As of June 2025, Papini has paid less than $10,000 of the $148,866 she owes to the Shasta County Sheriff’s Office alone. Debts to the FBI and the Social Security Administration also remain largely unpaid. She remains on supervised release into 2026.

The personal consequences of the case have been substantial. Keith and Sherri’s marriage was dissolved in May 2023, the same day Keith filed for full custody of their two children.

Sherri is allowed monthly one-hour visits with her kids, supervised by a judge-appointed agency. As of January 2026, a child custody trial was still ongoing in which Sherri was seeking increased visitation and reunification with one of their children.

During a supervised visit with her children in early 2024, Papini told them she had pivoted toward a new career. “Mommy is an author now. She’s writing two books. I work lots of hours to write chapter books. So when I tell you I’m working remotely, that means I’m at home writing chapters on my laptop,” she said during the monitored session.

She remains on supervised release. The Netflix film begins the story over again for anyone who missed it the first time.

Why The Case Still Has People Talking

The Sherri Papini case has generated a Lifetime film, a Netflix streaming deal, a Hulu documentary in 2024 called Perfect Wife: The Mysterious Disappearance of Sherri Papini featuring Keith Papini’s perspective, the Investigation Discovery docuseries in 2025 and now a fresh wave of national attention as Netflix introduces the story to its global subscriber base.

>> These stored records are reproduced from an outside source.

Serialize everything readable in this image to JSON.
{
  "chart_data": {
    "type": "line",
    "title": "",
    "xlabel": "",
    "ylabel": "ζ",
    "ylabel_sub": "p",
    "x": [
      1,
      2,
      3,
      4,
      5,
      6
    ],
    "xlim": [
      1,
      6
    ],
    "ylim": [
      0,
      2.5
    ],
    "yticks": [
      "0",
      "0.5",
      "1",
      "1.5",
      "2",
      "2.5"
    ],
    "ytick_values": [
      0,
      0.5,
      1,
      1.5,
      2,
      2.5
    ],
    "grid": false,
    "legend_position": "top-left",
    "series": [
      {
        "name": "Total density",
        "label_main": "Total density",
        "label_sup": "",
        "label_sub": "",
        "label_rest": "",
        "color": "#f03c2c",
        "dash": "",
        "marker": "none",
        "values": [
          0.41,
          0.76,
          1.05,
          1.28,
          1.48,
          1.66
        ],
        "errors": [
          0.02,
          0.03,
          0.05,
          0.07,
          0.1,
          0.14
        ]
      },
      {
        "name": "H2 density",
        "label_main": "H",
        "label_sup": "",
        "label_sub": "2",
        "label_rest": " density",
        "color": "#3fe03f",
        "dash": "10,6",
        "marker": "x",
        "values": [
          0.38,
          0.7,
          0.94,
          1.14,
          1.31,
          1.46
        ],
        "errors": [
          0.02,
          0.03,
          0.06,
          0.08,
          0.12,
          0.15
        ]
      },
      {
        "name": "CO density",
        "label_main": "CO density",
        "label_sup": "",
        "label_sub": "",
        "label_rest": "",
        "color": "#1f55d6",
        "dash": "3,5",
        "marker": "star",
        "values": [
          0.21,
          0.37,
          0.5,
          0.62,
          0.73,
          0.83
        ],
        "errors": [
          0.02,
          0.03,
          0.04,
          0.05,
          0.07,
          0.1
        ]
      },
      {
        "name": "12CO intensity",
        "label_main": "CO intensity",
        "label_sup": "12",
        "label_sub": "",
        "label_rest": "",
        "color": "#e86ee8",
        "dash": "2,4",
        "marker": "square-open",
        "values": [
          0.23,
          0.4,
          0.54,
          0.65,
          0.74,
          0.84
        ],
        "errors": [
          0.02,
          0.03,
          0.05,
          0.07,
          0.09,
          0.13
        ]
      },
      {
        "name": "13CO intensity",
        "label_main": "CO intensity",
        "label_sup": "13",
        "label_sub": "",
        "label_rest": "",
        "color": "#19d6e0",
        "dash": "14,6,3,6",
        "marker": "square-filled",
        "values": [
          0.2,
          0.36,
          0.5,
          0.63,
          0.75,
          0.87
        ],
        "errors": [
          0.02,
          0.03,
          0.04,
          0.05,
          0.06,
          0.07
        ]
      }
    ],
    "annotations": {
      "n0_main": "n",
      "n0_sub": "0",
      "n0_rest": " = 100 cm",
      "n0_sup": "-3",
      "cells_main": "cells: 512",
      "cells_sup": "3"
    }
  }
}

The case sits at the intersection of several cultural conversations that have not gone away.

The way Papini’s fabricated account relied on racial stereotypes about Hispanic women remains one of the most discussed elements, the deliberate construction of a false narrative that used existing biases as a tool.

The question of what combination of factors could lead a young mother with two children to stage her own kidnapping, collect victim compensation funds for years and maintain the lie through multiple FBI interviews continues to generate genuine psychological and sociological interest.

The 2025 docuseries recantation added another layer, a convicted woman who pleaded guilty now saying the kidnapping was real, in a format that gives her a sympathetic platform to present a version of events that contradicts the court record she agreed to.

The Netflix film presents the case as it was established in court, a staged hoax, uncovered through DNA evidence, that wasted enormous law enforcement resources and caused specific harm to the Latino community through the racial stereotypes deployed in its construction.

Hoax: The Kidnapping of Sherri Papini is now streaming on Netflix. It premiered May 15, 2026.